News about research in congenital myasthenic syndromes, Duchenne and limb-girdle muscular dystrophies, Pompe disease and induced pluripotent stem cells
A multinational team of scientists has identified mutations in the gene for glutamine-fructose-6-phosphate transaminase 1 (GFPT1) as responsible for some forms of a congenital myasthenic syndrome (CMS).
The GFPT1 enzyme regulates glucose (sugar) levels throughout the "hexosamine" pathway. Disruption of its function affects signaling at the neuromuscular junction, where nerve and muscle fibers meet. GFPT1-mediated CMS tends to manifest before the age of 10 and causes loss of muscle strength and control in the hips, shoulders, arms and legs.
Clinicians can now order genetic tests to confirm mutations in the newly implicated gene, allowing for earlier confirmation of CMS diagnosis and subsequent treatment with cholinesterase inhibitors, which improve nerve-muscle signaling by increasing the effectiveness of the neurotransmitter acetylcholine. (See Hexosamine biosynthetic pathway mutations cause neuromuscular transmission defect.)
A Canadian research team has demonstrated that the combination of corticosteroid therapy and treatment with bisphosphonates (a class of drugs that prevent loss of bone mass) leads to improved survival rates in individuals with Duchenne muscular dystrophy (DMD), as compared with those who are treated with steroids alone.
The research group studied the medical records of individuals with DMD born between 1963 and 2006 who had received at least one year of steroid therapy, reviewing their progress from birth through death or loss of follow-up.
In addition to the correlation with prolonged survival rates, the combined corticosteroid-bisphosphonates therapy appeared to produce an effect contingent on duration of use – the longer the bisphosphonate treatment, the greater the effect on life span.
Bisphosphonates are prescription medications that, like other drugs, have multiple possible side effects. No changes in medication should be made without careful consideration by a physician familiar with a patient's particular circumstances. See Impact of Bisphosphonates on Survival for Patients with Duchenne Muscular Dystrophy.
A team of U.S. researchers has found that increasing SERCA1 protein levels results in dramatic amelioration of symptoms in mice with a disease resembling either DMD or the type 2F form of limb-girdle muscular dystrophy (LGMD).
SERCA1 helps reduce calcium levels inside muscle fibers by pumping calcium into sequestered storage areas in the fibers.
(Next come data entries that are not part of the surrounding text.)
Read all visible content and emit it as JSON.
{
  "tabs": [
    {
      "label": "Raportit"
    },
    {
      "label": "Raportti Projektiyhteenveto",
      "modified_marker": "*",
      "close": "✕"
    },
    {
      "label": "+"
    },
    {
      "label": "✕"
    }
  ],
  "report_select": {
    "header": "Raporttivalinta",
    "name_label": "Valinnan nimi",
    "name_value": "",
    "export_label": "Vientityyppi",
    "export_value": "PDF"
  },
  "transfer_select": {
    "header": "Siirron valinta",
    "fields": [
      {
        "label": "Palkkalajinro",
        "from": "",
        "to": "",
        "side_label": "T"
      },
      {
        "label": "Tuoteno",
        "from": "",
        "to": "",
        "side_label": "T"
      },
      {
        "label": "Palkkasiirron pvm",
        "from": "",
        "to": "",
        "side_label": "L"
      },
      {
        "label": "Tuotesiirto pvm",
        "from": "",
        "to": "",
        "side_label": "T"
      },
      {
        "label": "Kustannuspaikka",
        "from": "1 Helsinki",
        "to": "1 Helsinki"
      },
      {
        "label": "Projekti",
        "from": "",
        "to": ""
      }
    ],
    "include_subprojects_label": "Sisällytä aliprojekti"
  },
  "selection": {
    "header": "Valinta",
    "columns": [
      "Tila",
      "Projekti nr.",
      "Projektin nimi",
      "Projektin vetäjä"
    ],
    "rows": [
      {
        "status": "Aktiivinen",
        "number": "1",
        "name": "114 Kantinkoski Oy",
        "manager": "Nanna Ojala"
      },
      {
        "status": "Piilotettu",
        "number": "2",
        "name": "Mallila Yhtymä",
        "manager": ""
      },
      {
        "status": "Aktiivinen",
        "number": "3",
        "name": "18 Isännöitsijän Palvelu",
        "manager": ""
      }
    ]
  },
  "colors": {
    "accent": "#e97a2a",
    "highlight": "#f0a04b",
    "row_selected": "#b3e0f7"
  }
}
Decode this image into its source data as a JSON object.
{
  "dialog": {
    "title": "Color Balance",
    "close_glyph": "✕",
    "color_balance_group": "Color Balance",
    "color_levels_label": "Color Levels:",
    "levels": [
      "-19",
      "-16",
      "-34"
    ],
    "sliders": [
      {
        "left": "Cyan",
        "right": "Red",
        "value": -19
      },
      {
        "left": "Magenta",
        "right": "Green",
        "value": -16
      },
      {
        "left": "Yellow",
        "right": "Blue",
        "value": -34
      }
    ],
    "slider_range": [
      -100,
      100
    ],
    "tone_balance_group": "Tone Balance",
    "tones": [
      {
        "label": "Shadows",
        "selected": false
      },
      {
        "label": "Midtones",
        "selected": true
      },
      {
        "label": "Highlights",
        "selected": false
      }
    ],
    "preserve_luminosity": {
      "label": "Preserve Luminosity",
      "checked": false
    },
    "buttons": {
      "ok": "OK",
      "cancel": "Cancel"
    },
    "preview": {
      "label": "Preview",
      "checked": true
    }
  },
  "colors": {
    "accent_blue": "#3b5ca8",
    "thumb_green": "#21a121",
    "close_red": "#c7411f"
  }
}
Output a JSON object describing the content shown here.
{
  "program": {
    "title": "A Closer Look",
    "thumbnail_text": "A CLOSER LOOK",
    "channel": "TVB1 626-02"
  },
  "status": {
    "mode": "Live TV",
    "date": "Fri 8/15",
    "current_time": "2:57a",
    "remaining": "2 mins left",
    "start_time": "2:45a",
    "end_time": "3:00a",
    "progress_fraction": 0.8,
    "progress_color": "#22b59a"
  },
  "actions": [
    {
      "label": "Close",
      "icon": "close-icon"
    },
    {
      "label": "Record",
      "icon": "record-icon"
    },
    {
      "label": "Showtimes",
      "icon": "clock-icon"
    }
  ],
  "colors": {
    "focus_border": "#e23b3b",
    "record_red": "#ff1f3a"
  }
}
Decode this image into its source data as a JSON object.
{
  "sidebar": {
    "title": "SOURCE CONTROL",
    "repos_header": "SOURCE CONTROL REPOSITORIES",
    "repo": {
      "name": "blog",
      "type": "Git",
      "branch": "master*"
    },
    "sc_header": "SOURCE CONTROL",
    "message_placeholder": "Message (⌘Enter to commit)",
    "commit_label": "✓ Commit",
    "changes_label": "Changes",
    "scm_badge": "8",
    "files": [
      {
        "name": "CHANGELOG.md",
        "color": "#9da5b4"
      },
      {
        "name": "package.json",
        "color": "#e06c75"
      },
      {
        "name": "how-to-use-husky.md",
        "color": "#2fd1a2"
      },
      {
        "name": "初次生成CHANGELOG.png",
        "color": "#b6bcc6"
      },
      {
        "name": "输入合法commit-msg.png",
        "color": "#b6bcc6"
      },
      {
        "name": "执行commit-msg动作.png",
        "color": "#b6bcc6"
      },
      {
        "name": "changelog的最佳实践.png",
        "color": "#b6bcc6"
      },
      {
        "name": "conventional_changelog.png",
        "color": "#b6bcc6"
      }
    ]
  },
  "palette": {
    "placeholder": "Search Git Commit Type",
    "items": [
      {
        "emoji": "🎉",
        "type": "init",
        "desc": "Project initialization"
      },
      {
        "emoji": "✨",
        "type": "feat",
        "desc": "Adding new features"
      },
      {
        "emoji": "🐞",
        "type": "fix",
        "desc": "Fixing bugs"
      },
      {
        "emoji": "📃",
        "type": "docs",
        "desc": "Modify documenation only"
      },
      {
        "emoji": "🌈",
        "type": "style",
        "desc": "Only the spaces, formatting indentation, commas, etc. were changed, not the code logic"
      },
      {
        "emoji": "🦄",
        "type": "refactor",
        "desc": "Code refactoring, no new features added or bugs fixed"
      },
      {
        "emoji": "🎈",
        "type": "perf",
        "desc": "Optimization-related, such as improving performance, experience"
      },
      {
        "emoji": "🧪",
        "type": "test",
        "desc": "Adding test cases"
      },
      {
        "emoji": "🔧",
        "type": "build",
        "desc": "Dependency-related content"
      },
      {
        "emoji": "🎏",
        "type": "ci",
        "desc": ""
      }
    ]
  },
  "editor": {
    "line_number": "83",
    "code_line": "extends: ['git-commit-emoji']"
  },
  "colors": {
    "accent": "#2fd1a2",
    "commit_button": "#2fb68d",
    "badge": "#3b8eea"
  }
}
The study results suggest that various calcium-modifying therapies, including perhaps gene therapy with a SERCA protein, might be beneficial in muscular dystrophies.
For more read Mitigation of muscular dystrophy in mice by SERCA overexpression in skeletal muscle in the online edition of the Journal of Clinical Investigation.
International pharmaceutical company Sanofi-aventis, headquartered in Bridgewater, N.J., announced Feb. 16, 2011, that it has acquired the biotechnology company Genzyme of Cambridge, Mass. The decision was unanimously approved by the boards of directors of both companies.
It's expected that the deal will enable Sanofi to carve out territory in the biotechnology arena, with Genzyme heading up research and drug development in the rare diseases in which it specializes, including acid maltase deficiency (AMD, or Pompe disease).
Genzyme's development of its two Pompe treatments, Lumizyme (indicated for adults) and Myozyme (approved for use in infants and children) rested on the foundation of MDA-supported early-stage research.
For more on Myozyme and Lumizyme see Lumizyme Now Commercially Available for Pompe, and Rescued Lives: Myozyme Answers SOS from Pompe Community. The companies' joint press release featuring details of the buyout can be viewed at either company website: Sanofi-aventis (PDF), or Genzyme (PDF).
Researchers at institutions in Minneapolis and Portland, Ore., have demonstrated that induced pluripotent stem cells (iPSCs) that exhibit characteristics similar to those of embryonic stem cells (in that they can be coaxed into maturing, or differentiating, along various developmental pathways) can be derived from immature skeletal muscle cells called myoblasts.
A possible advantage of deriving stem cells from myoblasts is that they may be more easily coaxed into becoming muscle cells than iPSCs derived from nonmuscle tissues. Previously, iPSCs have been derived from a number of other types of cells, including skin, stomach, liver, pancreas and brain cells.
The research team, funded in part by MDA, concluded that suppression of a gene called MyoD is a necessary step in reprogramming myoblasts into iPSCs. They also noted that the skeletal muscle system appears to make a good model for further study of iPSC reprogramming in general.